![](images/bigbee.gif) Honeybees Thrive in New York City
By JIM FITZGERALD
Associated Press Writer
NEW YORK (AP) — Bears are nonexistent. Skunks are rare. Rats, pigeons
and humans, though plentiful, are reluctant to approach.
New York City, it turns out, is a great place to be a bee.
``They do really well here,'' says David Graves, who has hundreds of
thousands of honeybees in seven hives in Brooklyn, the Bronx and
Manhattan. ``There are so many parks and gardens and rooftop
flowerpots. Even if it's dry, they can get the water they need from the
East River.''
They mind their own beeswax, too, and don't go around stinging
sidewalk-bound New Yorkers, Graves insists. The hives are on rooftops —
as high as 12 stories — to keep them undisturbed.
``If you had a hive at street level, maybe somebody would knock against
it or something, and the bees would get riled and sting somebody,'' he
says.
Each of Graves' hives can produce 50 pounds of honey a year, which he
sells for $5 per half-pound at the city's greenmarkets. His ordinary
New
England honey is $3.
Graves, 48, has been raising bees for 15 years. He got the
up-on-the-roof
idea one spring after black bears raided hives near his Becket, Mass.,
home.
``To avoid the bears, we put the hives up high,'' says his wife, Mary.
``My husband had been selling at the New York greenmarkets for five
years, and he looked around and saw that one thing you have a lot of in
New York is rooftops.''
The next step involved a specific New York City skill: cajoling the
landlord.
``Sure, some people who said they'd love to have bees couldn't convince
their landlords,'' Graves says. ``But it wasn't a big problem. I'd
bring a
package of bees to the greenmarket in the spring, put a sign on them,
like, `We need a home. We are very gentle. We like to share our New
York City honey. Do you have a rooftop?'''
He got twice as many offers as he needed and hopes to expand next year.
Of course, bees don't just fly up to where you want them and fly down
when you want to move them. Like other tenants, they use the elevator.
Graves describes moving a hive so one building could repair its roof:
``I just put the hive in the elevator and brought it down, maybe 25,000
live bees in an elevator, 12 stories down. But the landlord was brought
up
on a farm, he knows they're not dangerous.''
Nobody else got into the elevator, he says.
On Wednesday, Graves took a visitor up on the roof of a summerhouse in
a community garden on the Lower East Side to show off one of his hives.

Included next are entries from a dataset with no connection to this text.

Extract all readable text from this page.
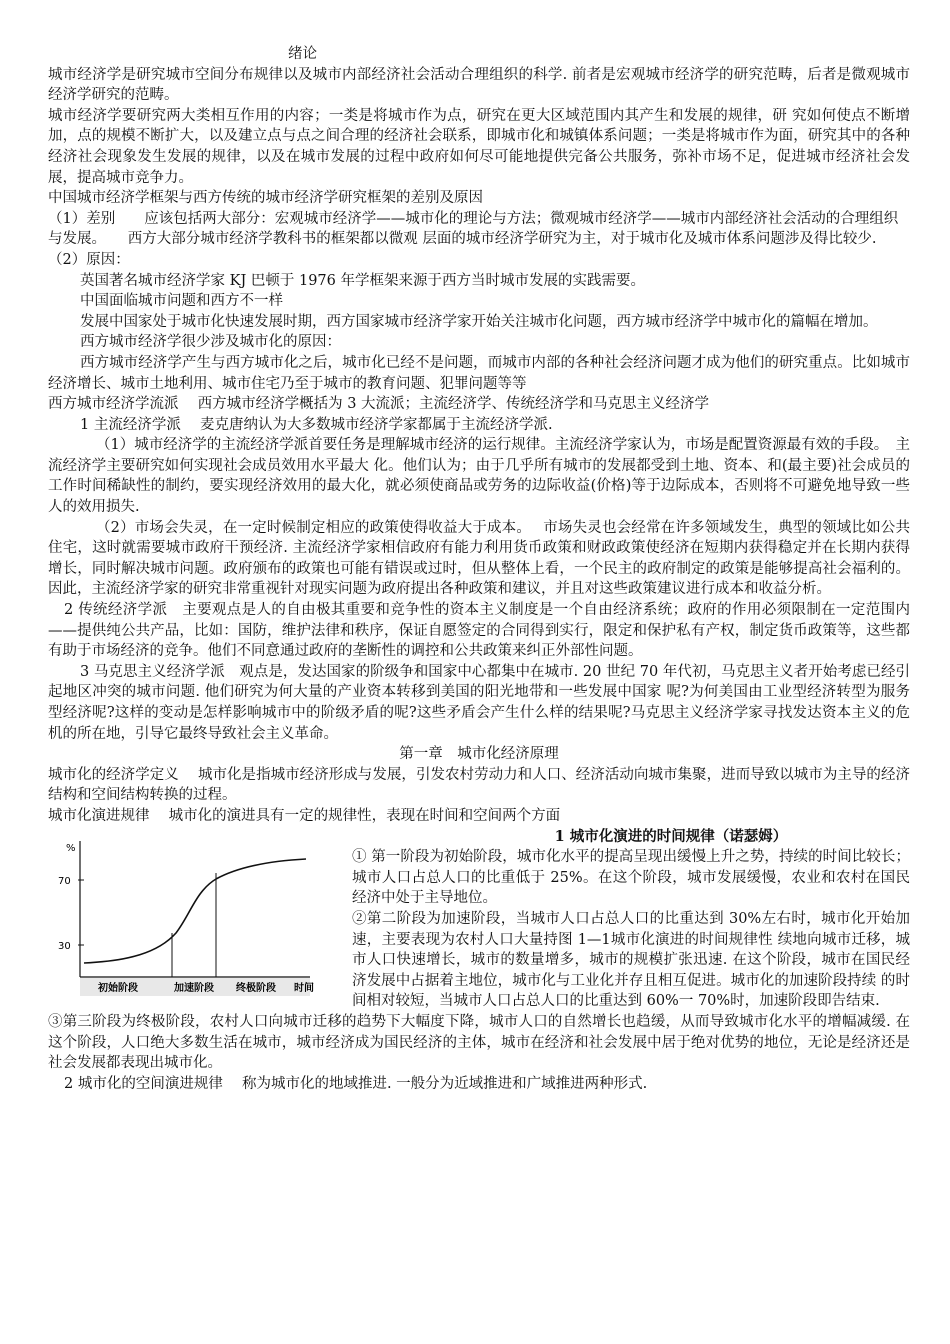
绪论

城市经济学是研究城市空间分布规律以及城市内部经济社会活动合理组织的科学. 前者是宏观城市经济学的研究范畴，后者是微观城市经济学研究的范畴。

城市经济学要研究两大类相互作用的内容；一类是将城市作为点，研究在更大区域范围内其产生和发展的规律，研 究如何使点不断增加，点的规模不断扩大，以及建立点与点之间合理的经济社会联系，即城市化和城镇体系问题；一类是将城市作为面，研究其中的各种经济社会现象发生发展的规律，以及在城市发展的过程中政府如何尽可能地提供完备公共服务，弥补市场不足，促进城市经济社会发展，提高城市竞争力。

中国城市经济学框架与西方传统的城市经济学研究框架的差别及原因

（1）差别　　应该包括两大部分：宏观城市经济学——城市化的理论与方法；微观城市经济学——城市内部经济社会活动的合理组织

与发展。　　西方大部分城市经济学教科书的框架都以微观 层面的城市经济学研究为主，对于城市化及城市体系问题涉及得比较少.

（2）原因：

英国著名城市经济学家 KJ 巴顿于 1976 年学框架来源于西方当时城市发展的实践需要。

中国面临城市问题和西方不一样

发展中国家处于城市化快速发展时期，西方国家城市经济学家开始关注城市化问题，西方城市经济学中城市化的篇幅在增加。

西方城市经济学很少涉及城市化的原因：

西方城市经济学产生与西方城市化之后，城市化已经不是问题，而城市内部的各种社会经济问题才成为他们的研究重点。比如城市经济增长、城市土地利用、城市住宅乃至于城市的教育问题、犯罪问题等等

西方城市经济学流派　 西方城市经济学概括为 3 大流派；主流经济学、传统经济学和马克思主义经济学

1 主流经济学派　 麦克唐纳认为大多数城市经济学家都属于主流经济学派.

（1）城市经济学的主流经济学派首要任务是理解城市经济的运行规律。主流经济学家认为，市场是配置资源最有效的手段。　主流经济学主要研究如何实现社会成员效用水平最大 化。他们认为；由于几乎所有城市的发展都受到土地、资本、和(最主要)社会成员的工作时间稀缺性的制约，要实现经济效用的最大化，就必须使商品或劳务的边际收益(价格)等于边际成本，否则将不可避免地导致一些人的效用损失.

（2）市场会失灵，在一定时候制定相应的政策使得收益大于成本。　 市场失灵也会经常在许多领域发生，典型的领域比如公共住宅，这时就需要城市政府干预经济. 主流经济学家相信政府有能力利用货币政策和财政政策使经济在短期内获得稳定并在长期内获得增长，同时解决城市问题。政府颁布的政策也可能有错误或过时，但从整体上看，一个民主的政府制定的政策是能够提高社会福利的。因此，主流经济学家的研究非常重视针对现实问题为政府提出各种政策和建议，并且对这些政策建议进行成本和收益分析。

2 传统经济学派　主要观点是人的自由极其重要和竞争性的资本主义制度是一个自由经济系统；政府的作用必须限制在一定范围内——提供纯公共产品，比如：国防，维护法律和秩序，保证自愿签定的合同得到实行，限定和保护私有产权，制定货币政策等，这些都有助于市场经济的竞争。他们不同意通过政府的垄断性的调控和公共政策来纠正外部性问题。

3 马克思主义经济学派　观点是，发达国家的阶级争和国家中心都集中在城市. 20 世纪 70 年代初，马克思主义者开始考虑已经引起地区冲突的城市问题. 他们研究为何大量的产业资本转移到美国的阳光地带和一些发展中国家 呢?为何美国由工业型经济转型为服务型经济呢?这样的变动是怎样影响城市中的阶级矛盾的呢?这些矛盾会产生什么样的结果呢?马克思主义经济学家寻找发达资本主义的危机的所在地，引导它最终导致社会主义革命。

第一章　城市化经济原理

城市化的经济学定义　 城市化是指城市经济形成与发展，引发农村劳动力和人口、经济活动向城市集聚，进而导致以城市为主导的经济结构和空间结构转换的过程。

城市化演进规律　 城市化的演进具有一定的规律性，表现在时间和空间两个方面

%
70
30
初始阶段	加速阶段 终极阶段 时间

1 城市化演进的时间规律（诺瑟姆）

① 第一阶段为初始阶段，城市化水平的提高呈现出缓慢上升之势，持续的时间比较长；城市人口占总人口的比重低于 25%。在这个阶段，城市发展缓慢，农业和农村在国民经济中处于主导地位。

②第二阶段为加速阶段，当城市人口占总人口的比重达到 30%左右时，城市化开始加速，主要表现为农村人口大量持图 1—1城市化演进的时间规律性 续地向城市迁移，城市人口快速增长，城市的数量增多，城市的规模扩张迅速. 在这个阶段，城市在国民经济发展中占据着主地位，城市化与工业化并存且相互促进。城市化的加速阶段持续 的时间相对较短，当城市人口占总人口的比重达到 60%一 70%时，加速阶段即告结束.

③第三阶段为终极阶段，农村人口向城市迁移的趋势下大幅度下降，城市人口的自然增长也趋缓，从而导致城市化水平的增幅减缓. 在这个阶段，人口绝大多数生活在城市，城市经济成为国民经济的主体，城市在经济和社会发展中居于绝对优势的地位，无论是经济还是社会发展都表现出城市化。

2 城市化的空间演进规律　 称为城市化的地域推进. 一般分为近域推进和广域推进两种形式.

Bees were everywhere in the garden, feasting on sedum flowers, drinking
pond water from a lily pad. Hundreds swarmed around the boxy, wooden
hive, awaiting their chance to enter with whatever bit of nectar they'd
found in the Big Apple. Hundreds more took off, one by one like jets at
LaGuardia.
Inside, with thousands more bees, was the sticky sweet stuff that
Graves
extracts and sells as ``New York City Rooftop Beelicious Honey.'' At
Graves' ``Berkshire Berries'' stand at the Union Square greenmarket,
the
honey was displayed among the jams, jellies and maple syrup he brings
down from his Massachusetts home twice a week.
The New York honey has its own flavor, Graves said, but not because of
any gritty big-city aftertaste.
``It's because of the different flowers and different sources of
nectar,'' he
says. ``It's very flowery, definitely a different taste from the honey
that
comes from the Berkshires. People who have taste-tested here, blind
taste-tested, prefer the New York honey. It's sweeter.''
Graves' enthusiasm for bees goes beyond their honey, though; he's a bit
of a defense attorney for the insects themselves.
``The hardest thing is to get people to understand honeybees and not be
afraid of them,'' Graves says. ``They're not yellowjackets, not
hornets,
not so aggressive. You won't find honeybees on the peach you're eating
or
the Coke can in your hand.''
Next spring he'll get a chance to spread his enthusiasm. He recently
set
up two hives atop a public high school in the Bronx and hopes ``to show
the kids how it's done, extract some honey, show how the bees work.''
``It's farming that can be done right here in New York City,'' he says.
``That's my whole goal, to try to educate people, turn people on to
beekeeping here in the city.''
David Graves has hundreds of thousands of honeybees in seven hives in Brooklyn, the Bronxs and Manhattan. Each of his hives can produce 50 pounds of honey a year, which he sells for $5 per half-pound at the city's greenmarkets.